The plane had spent eight hours at 37,000ft (11,277m), where oxygen levels are thin and the cold is colder than any deep-freeze. Passengers are protected in a pressurised cabin but the stowaway was subjected to the elements.

His fate was sealed when he hid himself away.  

For Emeric Molnar (one of the residents of the neighbourhood where Manyasi had landed) it was an unexpected reminder of global disparities.

“It came as a bit of a shock for everybody… here we are living our very affluent lifestyles in a very wealthy country and people are obviously drawn towards a country like this.”

A cleaner from Colnet

How he got in.

In Kenya, Sky News reporter and a local journalist went to Jomo Kenyatta International Airport.  They asked around is anyone one had been reported missing. It was a long shot, but it soon paid off, for they found someone who informed them that indeed there was a missing person.

Anybody gone missing?”  John Sparks (the reporter) asked.

“Yeah. A cleaner from Colnet. He went missing around the same time. Some [airport] workers were talking about it,” he was told by a taxi driver.

It was a scrap of information that felt like something solid after hours of fruitless questioning – and it gave us somewhere to start.

Colnet is one of dozens of firms providing services at Jomo Kenyatta International. It deploys hundreds of people as cleaners and sanitation workers and the company does pest control as well.

The pay is poor. Companies like Colnet offer their employees around 9,000 Kenyan shillings a month in take-home pay. It works out to roughly £2.25 a day.

According to the head of Kenya’s aviation workers union, Moses Ndiema, working conditions at the airport are barely tolerable. 

“The work environment and job security are not good. The salary is very low,” Mr Ndiema said.

“[Employees] can’t pay for good accommodation or places where there is security, running water… staff are fired before they hit six months [of service] because companies are supposed to offer fix-term contracts.

“It creates a precarious work environment.”

We reached out to a number of current and former workers at Colnet and met several at an Irish-themed bar called Craic, near the airport.

A women called Irene said she could help us. We have changed her name to protect her identity.

Girlfriend confirms

The hiding place.

She told us her colleague at Colnet had gone missing at the end of June. His name was Paul Manyasi.

“The last time I saw him, we were at work, he suddenly disappeared, nobody knows where he went,” she said.

“Did you go to work with him?” I asked.

“Yes, I was with him in the morning.”

Irene said she was told to clean inside the passenger terminal on 30 June while Paul was assigned to the area outside. At the end of their shift, she could not find him anywhere.

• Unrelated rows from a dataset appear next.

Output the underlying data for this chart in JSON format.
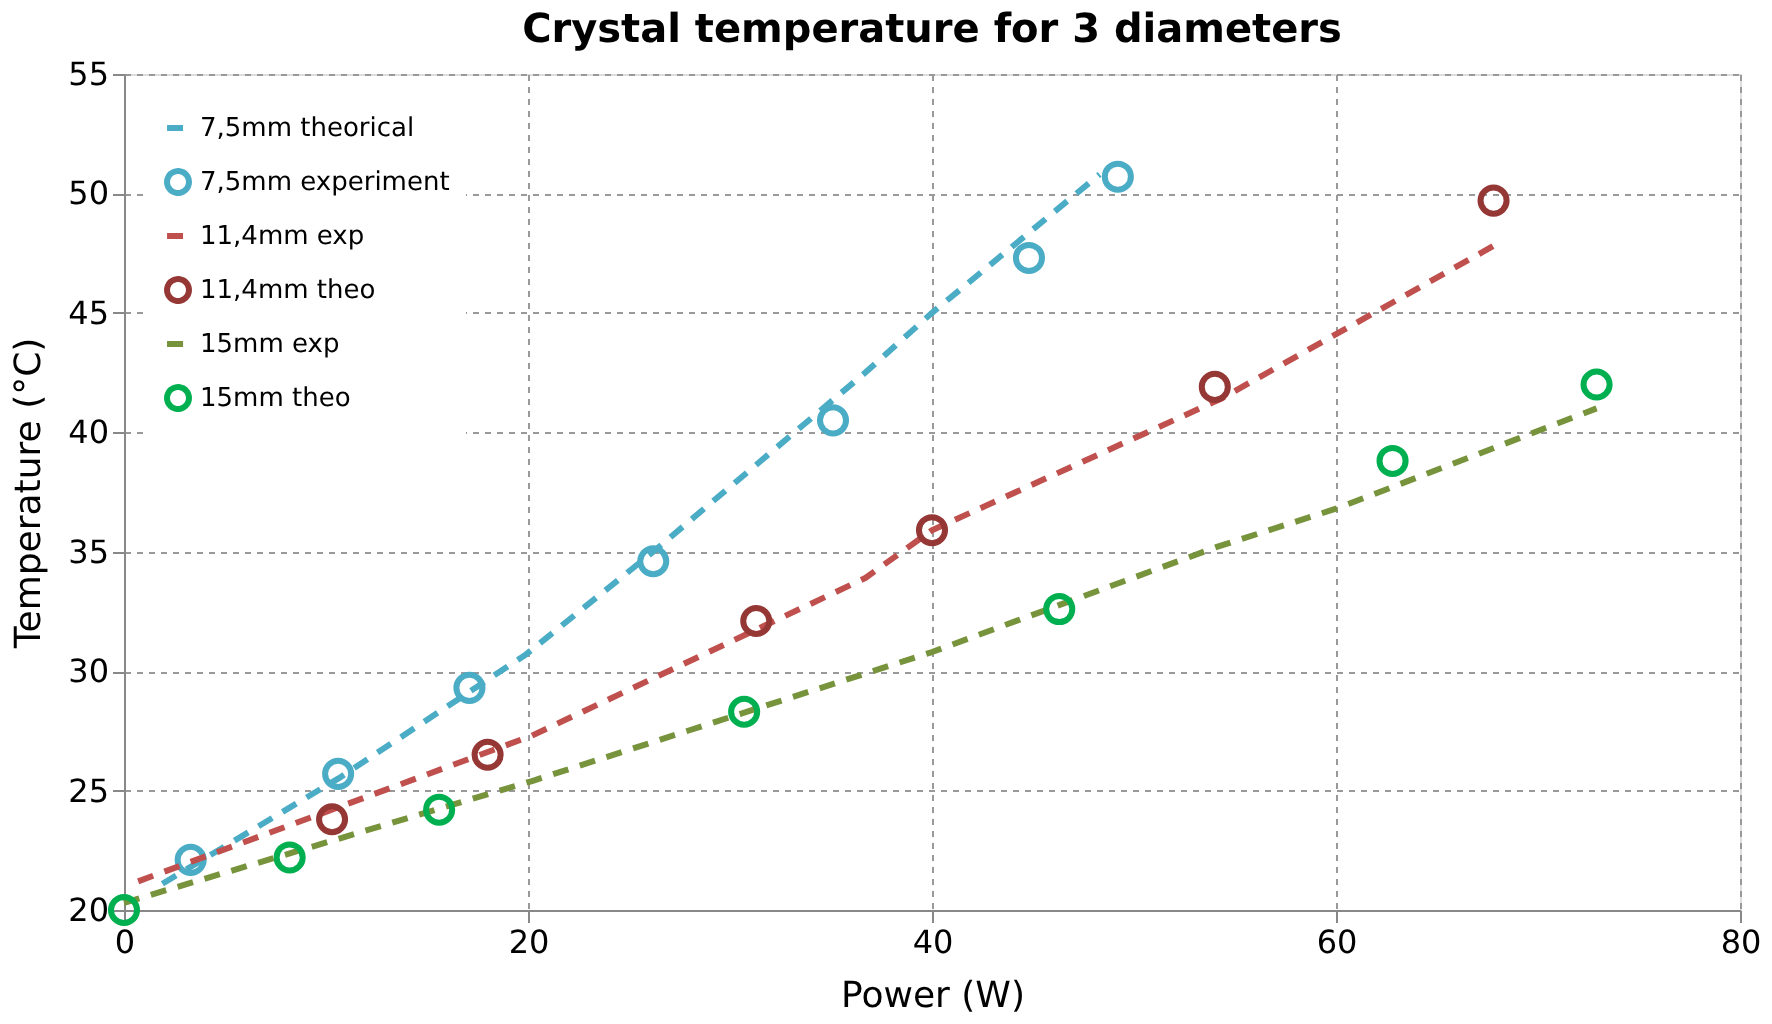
{
  "chart_data": {
    "type": "line",
    "title": "Crystal temperature for 3 diameters",
    "xlabel": "Power (W)",
    "ylabel": "Temperature (°C)",
    "xlim": [
      0,
      80
    ],
    "xticks": [
      0,
      20,
      40,
      60,
      80
    ],
    "ylim": [
      20,
      55
    ],
    "yticks": [
      20,
      25,
      30,
      35,
      40,
      45,
      50,
      55
    ],
    "grid": true,
    "legend": "top left",
    "series": [
      {
        "name": "7,5mm theorical",
        "line_style": "dashed",
        "marker": "none",
        "color": "#4bacc6",
        "x": [
          1.9,
          10.6,
          19.9,
          26.2,
          36.7,
          40.0,
          48.3
        ],
        "values": [
          21.1,
          25.5,
          30.7,
          35.0,
          42.5,
          45.0,
          50.8
        ]
      },
      {
        "name": "7,5mm experiment",
        "type": "scatter",
        "marker": "circle",
        "color": "#4bacc6",
        "x": [
          3.3,
          10.6,
          17.1,
          26.2,
          35.1,
          44.8,
          49.2
        ],
        "values": [
          22.1,
          25.7,
          29.3,
          34.6,
          40.5,
          47.3,
          50.7
        ]
      },
      {
        "name": "11,4mm exp",
        "line_style": "dashed",
        "marker": "none",
        "color": "#c0504d",
        "x": [
          0.7,
          20.2,
          36.7,
          40.0,
          54.3,
          68.0
        ],
        "values": [
          21.2,
          27.3,
          33.9,
          35.9,
          41.4,
          47.9
        ]
      },
      {
        "name": "11,4mm theo",
        "type": "scatter",
        "marker": "circle",
        "color": "#953735",
        "x": [
          10.3,
          18.0,
          31.3,
          40.0,
          54.0,
          67.8
        ],
        "values": [
          23.8,
          26.5,
          32.1,
          35.9,
          41.9,
          49.7
        ]
      },
      {
        "name": "15mm exp",
        "line_style": "dashed",
        "marker": "none",
        "color": "#77933c",
        "x": [
          0,
          20.2,
          36.7,
          40.0,
          54.1,
          60.0,
          72.9
        ],
        "values": [
          20.3,
          25.4,
          29.9,
          30.8,
          35.2,
          36.8,
          41.0
        ]
      },
      {
        "name": "15mm theo",
        "type": "scatter",
        "marker": "circle",
        "color": "#00b050",
        "x": [
          0,
          8.2,
          15.6,
          30.7,
          46.3,
          62.8,
          72.9
        ],
        "values": [
          20.0,
          22.2,
          24.2,
          28.3,
          32.6,
          38.8,
          42.0
        ]
      }
    ]
  }
}
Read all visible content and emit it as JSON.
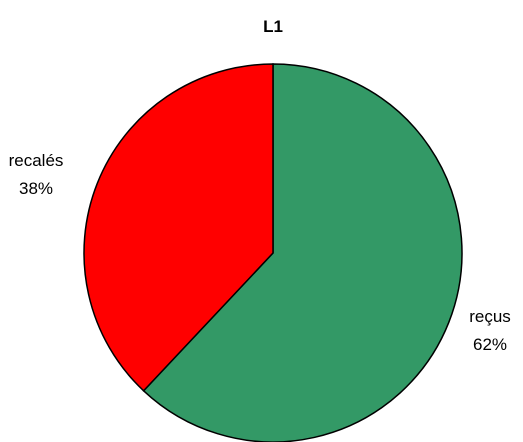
{
  "chart_data": {
    "type": "pie",
    "title": "L1",
    "start_angle_deg": 0,
    "direction": "clockwise",
    "slices": [
      {
        "key": "recus",
        "label": "reçus",
        "value": 62,
        "value_label": "62%",
        "color": "#339966"
      },
      {
        "key": "recales",
        "label": "recalés",
        "value": 38,
        "value_label": "38%",
        "color": "#ff0000"
      }
    ],
    "outline_color": "#000000",
    "legend": "none"
  }
}
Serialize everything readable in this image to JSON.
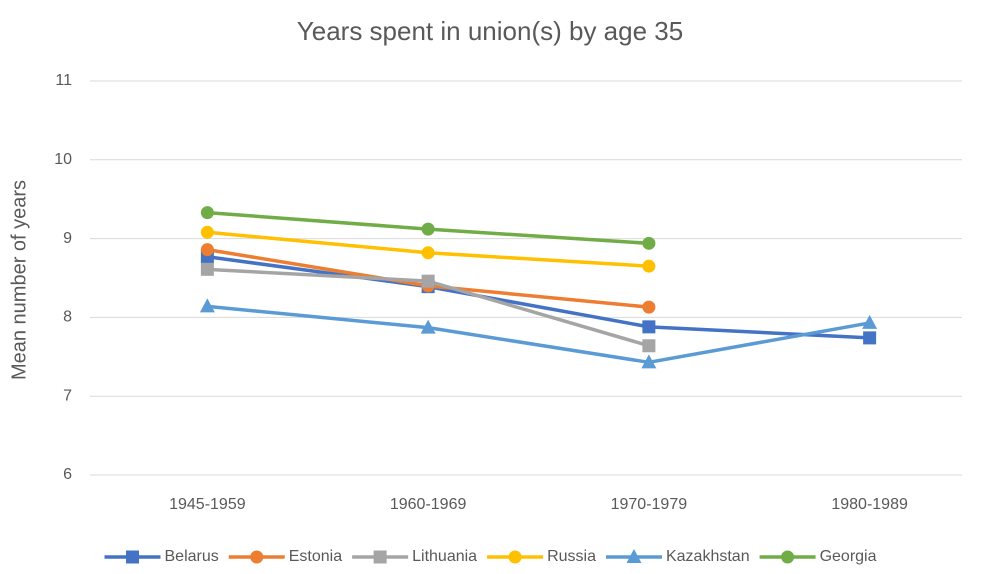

“He suddenly disappeared, nobody knows where he went”Irene, Paul Manyasi’s girlfriend

“How did you realise he was gone?” I inquired. 

“I called his phone and it was off. When we came in the morning the following day the supervisor called us and told us there is somebody missing. [The supervisor had told them] We are not sure of the person so we keep it a secret until we know the person.”

Kenya Airports Authority (KAA) has since denied the existence of Paul Manyasi in their registers. They say they have never heard of anyone going by that name.